Aug 8 WHO outbreak statement
Italy moves to overturn mandatory childhood vaccinations
Despite an increase in measles outbreaks, Italy's upper house of government voted this week to eliminate a law that requires children to have 10 common vaccines before starting school.
According to the British newspaper The Independent,the law was put in place in March after 4 people died and 5,000 were infected in a nationwide measles outbreak.

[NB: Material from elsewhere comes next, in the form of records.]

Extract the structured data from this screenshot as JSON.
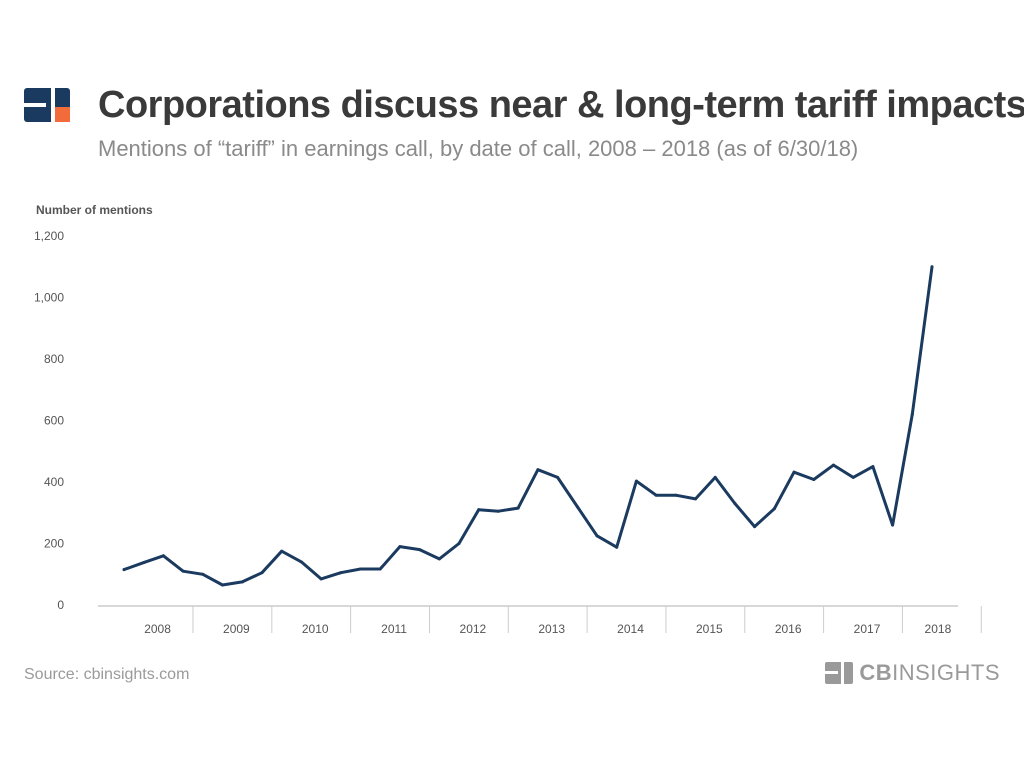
{
  "header": {
    "title": "Corporations discuss near & long-term tariff impacts",
    "subtitle": "Mentions of “tariff” in earnings call, by date of call, 2008  – 2018 (as of 6/30/18)"
  },
  "footer": {
    "source": "Source: cbinsights.com",
    "brand_bold": "CB",
    "brand_light": "INSIGHTS"
  },
  "colors": {
    "line": "#1b3a5f",
    "logo_navy": "#1b3a5f",
    "logo_orange": "#f26b3a",
    "axis": "#cccccc",
    "text": "#555555"
  },
  "chart_data": {
    "type": "line",
    "ylabel": "Number of mentions",
    "ylim": [
      0,
      1200
    ],
    "yticks": [
      0,
      200,
      400,
      600,
      800,
      1000,
      1200
    ],
    "ytick_labels": [
      "0",
      "200",
      "400",
      "600",
      "800",
      "1,000",
      "1,200"
    ],
    "year_labels": [
      "2008",
      "2009",
      "2010",
      "2011",
      "2012",
      "2013",
      "2014",
      "2015",
      "2016",
      "2017",
      "2018"
    ],
    "x": [
      "2008 Q1",
      "2008 Q2",
      "2008 Q3",
      "2008 Q4",
      "2009 Q1",
      "2009 Q2",
      "2009 Q3",
      "2009 Q4",
      "2010 Q1",
      "2010 Q2",
      "2010 Q3",
      "2010 Q4",
      "2011 Q1",
      "2011 Q2",
      "2011 Q3",
      "2011 Q4",
      "2012 Q1",
      "2012 Q2",
      "2012 Q3",
      "2012 Q4",
      "2013 Q1",
      "2013 Q2",
      "2013 Q3",
      "2013 Q4",
      "2014 Q1",
      "2014 Q2",
      "2014 Q3",
      "2014 Q4",
      "2015 Q1",
      "2015 Q2",
      "2015 Q3",
      "2015 Q4",
      "2016 Q1",
      "2016 Q2",
      "2016 Q3",
      "2016 Q4",
      "2017 Q1",
      "2017 Q2",
      "2017 Q3",
      "2017 Q4",
      "2018 Q1",
      "2018 Q2"
    ],
    "series": [
      {
        "values": [
          115,
          138,
          160,
          110,
          100,
          65,
          75,
          105,
          175,
          140,
          85,
          105,
          117,
          117,
          190,
          180,
          150,
          200,
          310,
          305,
          315,
          440,
          415,
          320,
          225,
          188,
          403,
          357,
          357,
          345,
          415,
          330,
          255,
          313,
          432,
          408,
          455,
          415,
          450,
          260,
          620,
          1100
        ]
      }
    ]
  }
}
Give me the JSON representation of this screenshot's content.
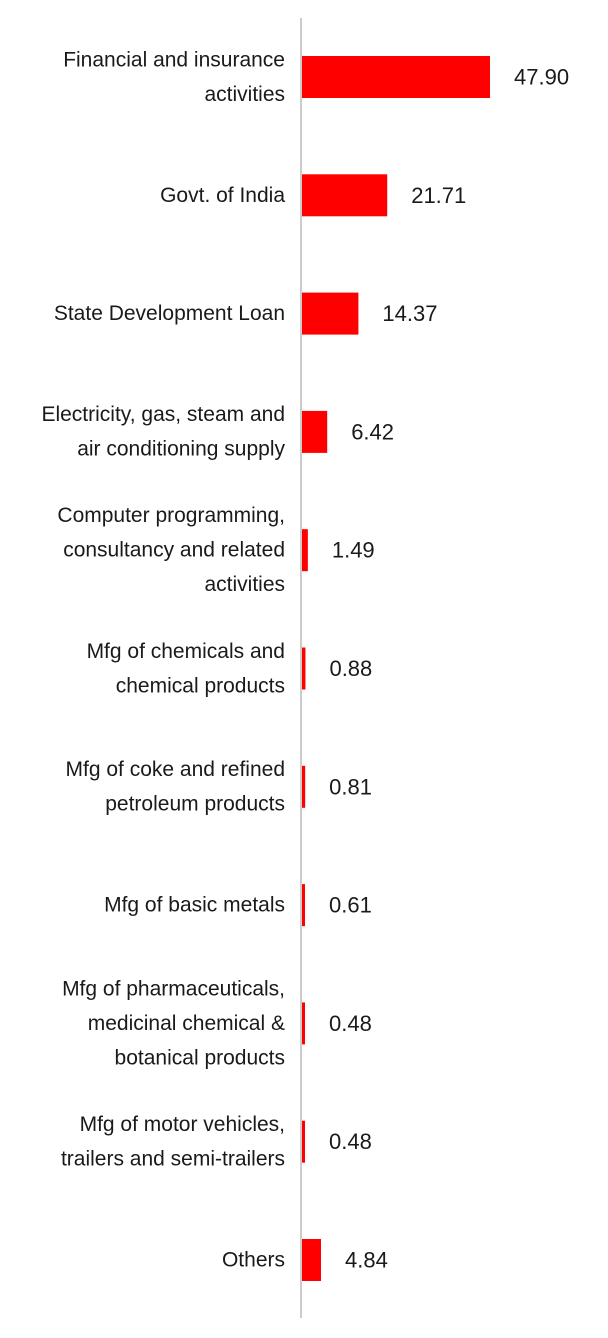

At that time, only four vaccines, not including the measles, mumps, and rubella vaccine, were required before school admittance.
But growing pressure from a strong anti-vaccine movement led the Five Star Movement and the League (two political parties) led the upper house to take up the legislation.
Deputy prime minister and leader of the League, Matteo Salvini, said that having 10 compulsory vaccines is "useless and sometimes dangerous," according to the story.
The 10-vaccine law stands, however, until a forthcoming lower house vote.
Aug 7 Independent story
WHO officially declares India's 19-case Nipah outbreak over
The Nipah outbreak in India's Kerala state appears to be over, as there have been no new deaths or cases reported since Jun 1, according to an update from the WHO yesterday. As noted previously, a total of 19 people contracted the virus, and there were 17 deaths attributed to the deadly emerging infectious disease.
Only two patients recovered completely and have been discharged from the hospital. The outbreak affected only Kerala, where the earliest patients in May first became sick after entering a well that was populated with fruit bats.
"Acute respiratory distress syndrome and encephalitis were observed among the patients infected. This was the first NiV outbreak reported in Kerala State and the third NiV outbreak known to have occurred in India; the two previous outbreaks occurred in the state of West Bengal in 2001 and 2007," said the WHO.
The WHO estimates Nipah's case-fatality rate to be between 40% and 75%. Though human-to-human transmission can occur, the disease is most commonly spread via consumption of fruit contaminated by the saliva of infected bats, or from direct contact with infected bats or their feces or urine. There are no treatments available for Nipah.